How the Physical Properties of the Leaves of Common Plants Affect Dependent Acoustic Characterization in Urban Areas of Istanbul, Turkey


Saglam S.

CONTEMPORARY PROBLEMS OF ECOLOGY, vol.15, no.5, pp.566-578, 2022 (SCI-Expanded, Scopus) identifier identifier

  • Publication Type: Article / Article
  • Volume: 15 Issue: 5
  • Publication Date: 2022
  • Doi Number: 10.1134/s1995425522050146
  • Journal Name: CONTEMPORARY PROBLEMS OF ECOLOGY
  • Journal Indexes: Science Citation Index Expanded (SCI-EXPANDED), Scopus, BIOSIS, CAB Abstracts, Environment Index, Geobase, Pollution Abstracts, Veterinary Science Database
  • Page Numbers: pp.566-578
  • Keywords: plant leaves, urban areas, sound absorption coefficient, impedance tube, pulse-echo method, sound attenuation, SOUND-ABSORPTION PERFORMANCE, ABSORBERS, WASTES, FIBERS
  • Istanbul University-Cerrahpasa Affiliated: Yes

Abstract

To date, several ecological studies have addressed the influences of environmental noise.

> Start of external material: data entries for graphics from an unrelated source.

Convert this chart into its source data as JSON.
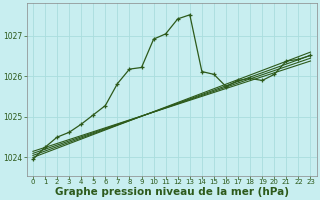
{
  "bg_color": "#c8eef0",
  "grid_color": "#aadddd",
  "line_color": "#2d5a1b",
  "xlabel": "Graphe pression niveau de la mer (hPa)",
  "xlabel_fontsize": 7.5,
  "xlabel_color": "#2d5a1b",
  "ylabel_ticks": [
    1024,
    1025,
    1026,
    1027
  ],
  "xticks": [
    0,
    1,
    2,
    3,
    4,
    5,
    6,
    7,
    8,
    9,
    10,
    11,
    12,
    13,
    14,
    15,
    16,
    17,
    18,
    19,
    20,
    21,
    22,
    23
  ],
  "xlim": [
    -0.5,
    23.5
  ],
  "ylim": [
    1023.55,
    1027.8
  ],
  "main_line_x": [
    0,
    1,
    2,
    3,
    4,
    5,
    6,
    7,
    8,
    9,
    10,
    11,
    12,
    13,
    14,
    15,
    16,
    17,
    18,
    19,
    20,
    21,
    22,
    23
  ],
  "main_line_y": [
    1023.95,
    1024.25,
    1024.5,
    1024.62,
    1024.82,
    1025.05,
    1025.28,
    1025.82,
    1026.18,
    1026.22,
    1026.92,
    1027.05,
    1027.42,
    1027.52,
    1026.12,
    1026.05,
    1025.75,
    1025.9,
    1025.95,
    1025.9,
    1026.05,
    1026.38,
    1026.42,
    1026.52
  ],
  "line2_x": [
    0,
    23
  ],
  "line2_y": [
    1024.0,
    1026.6
  ],
  "line3_x": [
    0,
    23
  ],
  "line3_y": [
    1024.05,
    1026.52
  ],
  "line4_x": [
    0,
    23
  ],
  "line4_y": [
    1024.1,
    1026.45
  ],
  "line5_x": [
    0,
    23
  ],
  "line5_y": [
    1024.15,
    1026.38
  ]
}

However, fundamental studies on noise reduction depending on the acoustic characterization of natural materials are still lacking. The present study quantitatively evaluates experimental data on sound absorption and attenuation of untreated plant leaves commonly found in urban areas. The leaves of English Ivy (Hedera helix L.), Horse Chestnut (Aesculus hippocastanum L.), Hortensia (Hydrangea macrophylla (Thunb.) Ser.), Japanese Privet (Ligustrum japonicum Thunb.), Laurel (Laurus nobilis L.), Linden (Tilia tomentosa Moench), Magnolia (Magnolia grandiflora L.), Osmanthus (Osmanthus heterophyllus (G.Don) P.S.Green), Plane Tree (Platanus orientalis L.), and Cherry Laurel (Prunus laurocerasus L.) were collected from branches of healthy plants grown under identical climate and soil conditions. To acoustically characterize plant leaves, impedance tube and pulse-echo techniques were used to experimentally determine the normal incidence sound absorption coefficient (SAC), speed of sound and sound attenuation coefficient (SC) values, respectively. In addition, as more effective numerical outputs, the normalized SAC (SAC ') and normalized NRC (NRC ') values were calculated by empirical modelling. As a statistical approach, multiple regression was also conducted to predict the dependent acoustic variables based on the independent physical parameters of the samples.